Borderline Personality Disorder: What is It? Medications That Help

Q. I am a 59-year-old gay male, who has been recently diagnosed with BPD. I was epileptic in adolescence, resulting from a head injury when I fell off an 8′ porch when I was about 3. I was on Phenobarbital for several years. The seizures disappeared when I was about 14. Soon after that I began having “rage attacks” in the fifth and sixth grades. I have 7 of the classic 8 conditions for BPD.

My interpersonal relationships have been horrific throughout my life. I live with a person who has put up with the behavior for 27 years. Within in the last 3 years, however, I have been having 3 separate affairs. But I manage to “dynamite” them in order to end them, and then go through all the abandonment steps…. My life is a mess!

My current “affair” has lasted for a year, but it is also on the skids. I’ve raged it to death! The difference this time is, however, that the significant other is a therapist himself. Within the last two or three months, he has begun questioning whether I might not be a BPD. He has never acted as my therapist, but just as a loving friend.

I see a therapist (psychologist) regularly at Kaiser Permanente. At Kaiser, however, they will not prescribe drugs for me. I realize that meds will not do away with the core problems (epilepsy being only one of them), but I think it will put me in a more functioning mode for getting on with what is left of my life.

A. Don’t assume medication won’t have a profound effect. It can – particularly if you learn how to check your moods hourly and treat rages early and preferably before they happen.

I believe the BPD is epilepsy – brain cells firing inappropriately and out of control. This causes the core symptoms of inappropriate moodiness, chronic anger, emptiness, boredom (although removed from DSM IV), emotional pain (feeling like your best friend died all the time) and stress symptoms: dysphoria (anxiety, rage, depression, despair), dissociation (deja vu, unreality, looking through another’s eyes), misinterpretation of motives – usually leading to paranoia (I call it the “cornered animal response”) and occasionally hallucinations.

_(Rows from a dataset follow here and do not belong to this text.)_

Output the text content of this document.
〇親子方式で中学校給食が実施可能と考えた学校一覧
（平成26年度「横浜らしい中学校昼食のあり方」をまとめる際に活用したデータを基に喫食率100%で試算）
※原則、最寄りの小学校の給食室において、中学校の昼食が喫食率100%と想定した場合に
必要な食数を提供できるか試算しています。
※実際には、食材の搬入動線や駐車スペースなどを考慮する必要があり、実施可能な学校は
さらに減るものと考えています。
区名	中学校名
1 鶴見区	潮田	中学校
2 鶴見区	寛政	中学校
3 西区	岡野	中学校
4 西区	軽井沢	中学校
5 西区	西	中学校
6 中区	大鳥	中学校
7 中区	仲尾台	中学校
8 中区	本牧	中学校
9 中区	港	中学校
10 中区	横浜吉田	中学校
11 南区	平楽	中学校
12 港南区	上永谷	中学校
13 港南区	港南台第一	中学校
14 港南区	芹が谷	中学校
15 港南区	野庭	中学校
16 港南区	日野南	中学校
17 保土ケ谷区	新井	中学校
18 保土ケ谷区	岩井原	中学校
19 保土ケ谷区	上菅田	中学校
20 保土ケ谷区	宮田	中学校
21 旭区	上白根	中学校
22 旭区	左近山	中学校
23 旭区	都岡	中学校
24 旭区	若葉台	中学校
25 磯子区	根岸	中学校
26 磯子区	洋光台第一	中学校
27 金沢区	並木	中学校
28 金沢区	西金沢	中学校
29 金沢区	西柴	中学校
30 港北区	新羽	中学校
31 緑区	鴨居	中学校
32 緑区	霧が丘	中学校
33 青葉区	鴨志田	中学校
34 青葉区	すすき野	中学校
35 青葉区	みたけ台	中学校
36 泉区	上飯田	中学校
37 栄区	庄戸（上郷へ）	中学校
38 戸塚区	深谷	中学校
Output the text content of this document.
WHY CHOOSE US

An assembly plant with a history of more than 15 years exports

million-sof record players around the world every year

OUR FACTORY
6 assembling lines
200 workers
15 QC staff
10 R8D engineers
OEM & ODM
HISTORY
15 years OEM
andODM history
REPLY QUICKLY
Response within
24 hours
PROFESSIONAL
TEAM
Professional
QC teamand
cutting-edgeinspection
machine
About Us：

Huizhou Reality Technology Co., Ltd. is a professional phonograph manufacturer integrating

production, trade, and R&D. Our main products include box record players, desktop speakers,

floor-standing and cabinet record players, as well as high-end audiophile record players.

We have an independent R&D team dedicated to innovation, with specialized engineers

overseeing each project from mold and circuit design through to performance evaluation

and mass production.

Those biological problems combined with behaviors, traumas, etc. that have caused you problems are the issue (along with any other diagnoses you have). First things first: get the diagnoses correct, then get on the right meds (including the right sequence). Once doing better then you must learn to like and love yourself and to think like a successful person.

Don’t fall into the trap of believing that your life will stay miserable because of things that have happened in the past. That’s not true unless you choose to make it true.